Cover Reveal for Balderdash!: John Newbery and the Boisterous Birth of Children’s Books

Hello, Michelle Markel! As a member of the 2014 Newbery committee and as someone who has read every book that won a Newbery Medal, I am SOOOO EXCITED to reveal the cover for Balderdash!: John Newbery and the Boisterous Birth of Children’s Books. Thank you for stopping by to share the cover and finish my sentences. I greatly appreciate your time! 

Michelle Markel: It’s a pleasure to be here, Mr. Schu!

The cover for Balderdash!: John Newbery and the Boisterous Birth of Children’s Books makes me smile. It captures the humor of the book, and shows the connection Newbery had with children. He understood their tastes and interests, and offered them an incredible gift: an extensive line of books that would establish the kid lit industry.

Did you know John Newbery made itty bitty books kids could carry in their pockets? His Little Pretty Pocket Book cost 6 pence, but for 2 pence more, he threw in a ball, or a pincushion. 

Nancy Carpenter’s illustrations are full of sweetness, verve, old-timey color and details that bring the mid 1700’s to life.  I love how fictional characters show up, and that John Locke, enlightenment philosopher, gets to have a cameo.

One of my favorite Newbery traits was his sense of playfulness- at a time when most literature for kids was preachy and serious. His first book included a letter from Jack the Giant Killer, along with rhymes about popular children’s games.

Nonfiction picture books should offer “instruction and delight” which was Newbery’s motto. I’d love to take John to a modern children’s bookstore. I think he’d be pleased and astounded by his legacy.

Reading is liberation. It frees you from the limitations of your singular life, and lets you experience other worlds, other sights, other ways of seeing and being.

Mr. Schu, you should have asked me about The History of Little Goody Two Shoes, Newbery’s blockbuster hit. You might think a do-gooder heroine would be a bore, but her story was inspirational. Goody (aka Margery Meanwell) starts off as a raggedy orphan with only one shoe, and ends up in a coach and six- a bit like Cinderella. She rescues animals and educates them- including a raven who sits on her shoulder and recites poems. How cool is that?

Michelle Markel writes informative, enjoyable children’s books at her home in Los Angeles.
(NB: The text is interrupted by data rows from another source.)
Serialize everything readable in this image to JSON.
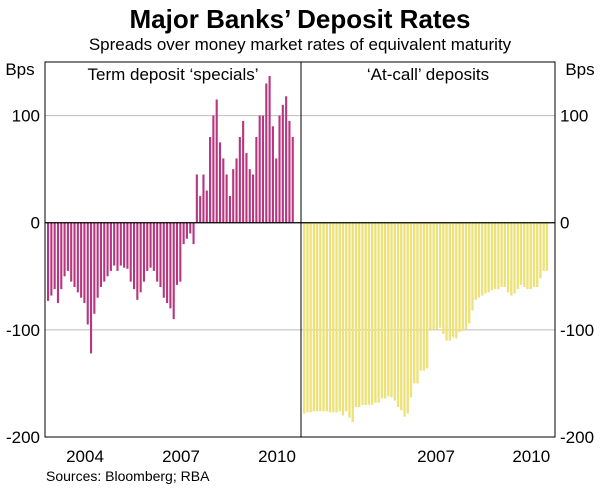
{
  "chart_data": {
    "type": "bar",
    "title": "Major Banks’ Deposit Rates",
    "subtitle": "Spreads over money market rates of equivalent maturity",
    "unit_left": "Bps",
    "unit_right": "Bps",
    "ylim": [
      -200,
      150
    ],
    "yticks": [
      {
        "value": 100,
        "label": "100"
      },
      {
        "value": 0,
        "label": "0"
      },
      {
        "value": -100,
        "label": "-100"
      },
      {
        "value": -200,
        "label": "-200"
      }
    ],
    "grid": true,
    "source": "Sources: Bloomberg; RBA",
    "panels": [
      {
        "title": "Term deposit ‘specials’",
        "color": "#b8367f",
        "x_start": 2003.0,
        "x_end": 2011.0,
        "xticks": [
          {
            "value": 2004,
            "label": "2004"
          },
          {
            "value": 2007,
            "label": "2007"
          },
          {
            "value": 2010,
            "label": "2010"
          }
        ],
        "values": [
          -73,
          -68,
          -62,
          -75,
          -62,
          -50,
          -45,
          -55,
          -60,
          -65,
          -70,
          -75,
          -95,
          -122,
          -85,
          -70,
          -60,
          -55,
          -50,
          -45,
          -40,
          -45,
          -40,
          -42,
          -43,
          -55,
          -62,
          -72,
          -65,
          -55,
          -45,
          -42,
          -45,
          -55,
          -60,
          -70,
          -75,
          -80,
          -90,
          -58,
          -55,
          -20,
          -15,
          -10,
          -20,
          45,
          25,
          45,
          30,
          80,
          100,
          115,
          75,
          60,
          45,
          25,
          50,
          60,
          80,
          95,
          65,
          50,
          45,
          80,
          100,
          100,
          130,
          137,
          90,
          60,
          100,
          110,
          118,
          95,
          80
        ],
        "value_offset": -200
      },
      {
        "title": "‘At-call’ deposits",
        "color": "#ede27a",
        "x_start": 2003.0,
        "x_end": 2011.0,
        "xticks": [
          {
            "value": 2007,
            "label": "2007"
          },
          {
            "value": 2010,
            "label": "2010"
          }
        ],
        "values": [
          -178,
          -177,
          -177,
          -176,
          -176,
          -176,
          -176,
          -176,
          -177,
          -177,
          -177,
          -176,
          -180,
          -176,
          -182,
          -186,
          -172,
          -172,
          -170,
          -170,
          -170,
          -170,
          -168,
          -168,
          -164,
          -164,
          -162,
          -163,
          -166,
          -172,
          -175,
          -181,
          -178,
          -163,
          -150,
          -150,
          -138,
          -138,
          -136,
          -100,
          -100,
          -100,
          -98,
          -104,
          -110,
          -110,
          -107,
          -108,
          -102,
          -101,
          -100,
          -94,
          -82,
          -72,
          -70,
          -68,
          -66,
          -65,
          -63,
          -62,
          -62,
          -60,
          -60,
          -65,
          -68,
          -66,
          -62,
          -58,
          -60,
          -62,
          -62,
          -60,
          -60,
          -52,
          -45,
          -45
        ]
      }
    ]
  }
}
She’s the author of Tyrannosaurus Math (a CCBC Choices reading list selection), The Fantastic Jungles of Henri Rousseau (a PEN/Steven Kroll Award for Picture Book Writing winner, Parents’ Choice Gold Award winner, Bank Street College Best Children's Book of the Year, and a Storytelling World Resource Honor Award winner), Brave Girl: Clara and the Shirtwaist Makers' Strike of 1909 (a Jane Addams Children’s Book Award winner, a Bank Street College of Education Flora Stieglitz Straus Award winner, and an NCTE Orbis Pictus Award for Outstanding Nonfiction for Children Honor Award winner), and Dreamer from the Village (a Notable Children's Book of Jewish Content and a New York Public Library Title for Reading and Sharing).

Look for Balderdash!: John Newbery and the Boisterous Birth of Children’s Books on April 4, 2017.